Late adolescence is a highly challenging and potentially critical period for young people with ADHD that can lay the foundations for diverging adulthood trajectories. Yet most young people with ADHD do not receive appropriate interventions during this vulnerable period due to both their disengagement from clinical services during the transition to adult ADHD services and our limited understanding of real-world targets for more holistic interventions. Remote measurement technology offers the potential to: a) obtain ongoing, long-term, real-world data at a level of detail that was previously impossible; b) identify real-world targets for intervention that include modifiable environmental factors and health behaviours; and c) transform monitoring, self-management, personalised treatment and engagement with clinical services during ADHD transition. Using our new ADHD Remote Technology (ART) system, which incorporates a wearable device and purpose-built smartphone Active and Passive Apps, we will remotely monitor young people with ADHD during the transition period.

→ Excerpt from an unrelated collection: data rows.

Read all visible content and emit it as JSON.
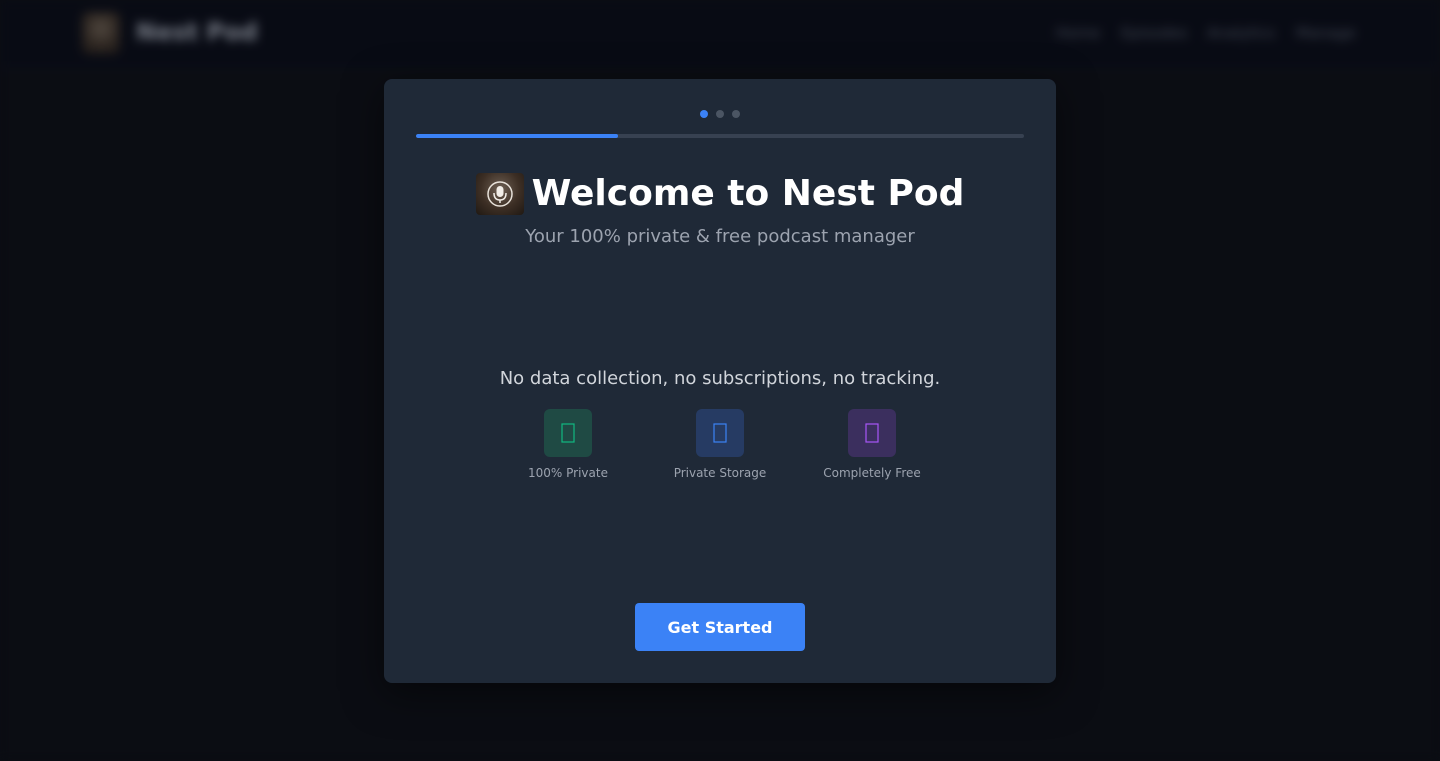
{
  "background": {
    "brand": "Nest Pod",
    "nav": [
      "Home",
      "Episodes",
      "Analytics",
      "Manage"
    ]
  },
  "onboarding": {
    "step_current": 1,
    "step_total": 3,
    "progress_fraction": 0.333,
    "title": "Welcome to Nest Pod",
    "subtitle": "Your 100% private & free podcast manager",
    "tagline": "No data collection, no subscriptions, no tracking.",
    "features": [
      {
        "label": "100% Private",
        "icon": "shield-icon",
        "color": "#10b981",
        "bg": "#1f4a44"
      },
      {
        "label": "Private Storage",
        "icon": "database-icon",
        "color": "#3b82f6",
        "bg": "#263b63"
      },
      {
        "label": "Completely Free",
        "icon": "gift-icon",
        "color": "#a855f7",
        "bg": "#3b2f5e"
      }
    ],
    "cta_label": "Get Started"
  },
  "colors": {
    "accent": "#3b82f6",
    "modal_bg": "#1f2937",
    "page_bg": "#0b0d13"
  }
}
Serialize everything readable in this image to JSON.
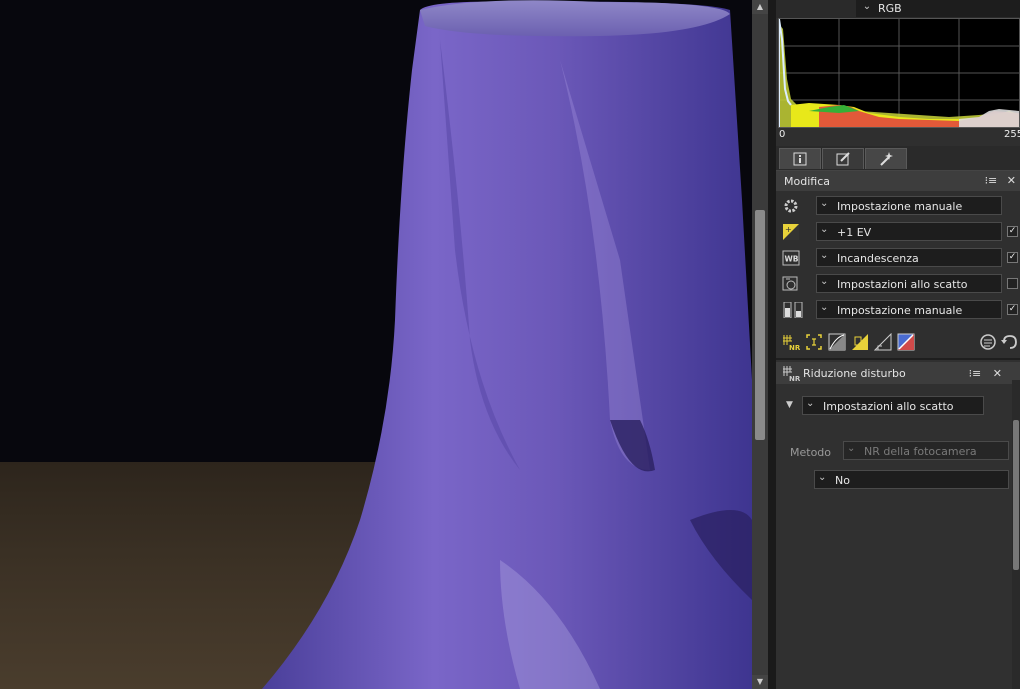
{
  "histogram": {
    "channel": "RGB",
    "min_label": "0",
    "max_label": "255"
  },
  "tabs": [
    {
      "icon": "info-icon"
    },
    {
      "icon": "edit-icon",
      "active": true
    },
    {
      "icon": "magic-wand-icon"
    }
  ],
  "modifica": {
    "title": "Modifica",
    "rows": [
      {
        "icon": "gear-icon",
        "value": "Impostazione manuale",
        "checked": null
      },
      {
        "icon": "exposure-icon",
        "value": "+1 EV",
        "checked": true
      },
      {
        "icon": "wb-icon",
        "value": "Incandescenza",
        "checked": true
      },
      {
        "icon": "picture-control-icon",
        "value": "Impostazioni allo scatto",
        "checked": false
      },
      {
        "icon": "levels-icon",
        "value": "Impostazione manuale",
        "checked": true
      }
    ]
  },
  "noise_reduction": {
    "title": "Riduzione disturbo",
    "preset": "Impostazioni allo scatto",
    "method_label": "Metodo",
    "method_value": "NR della fotocamera",
    "setting_value": "No"
  },
  "colors": {
    "panel_bg": "#2f2f2f",
    "accent_yellow": "#e8d23a"
  }
}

Aim 1: To identify, with precision, the nature and timing of real-world changes that take place in the transition to adulthood for young people with ADHD (e.g. changes in clinical symptoms and functional impairment; healthy lifestyle behaviours (physical activity, sleep, daily structure, online lifestyle), social support, employment/studies).
Aim 2: Using the rich remote monitoring data to identify factors that predict such changes in the outcome measures.
Training on all aspects of the project, including advanced analyses on the rich temporal data, will be provided.
Here are main activities for each year of the PhD:
Year 1: Review background literature; obtain project-specific training (incl. advanced analyses); perform initial data and analysis tasks.
Year 2: Characterise the nature and timing of changes during transition to adulthood for young people with ADHD that are captured using active and passive remote monitoring.
Year 3: Identify factors that predict changes in outcome measures during the transition period.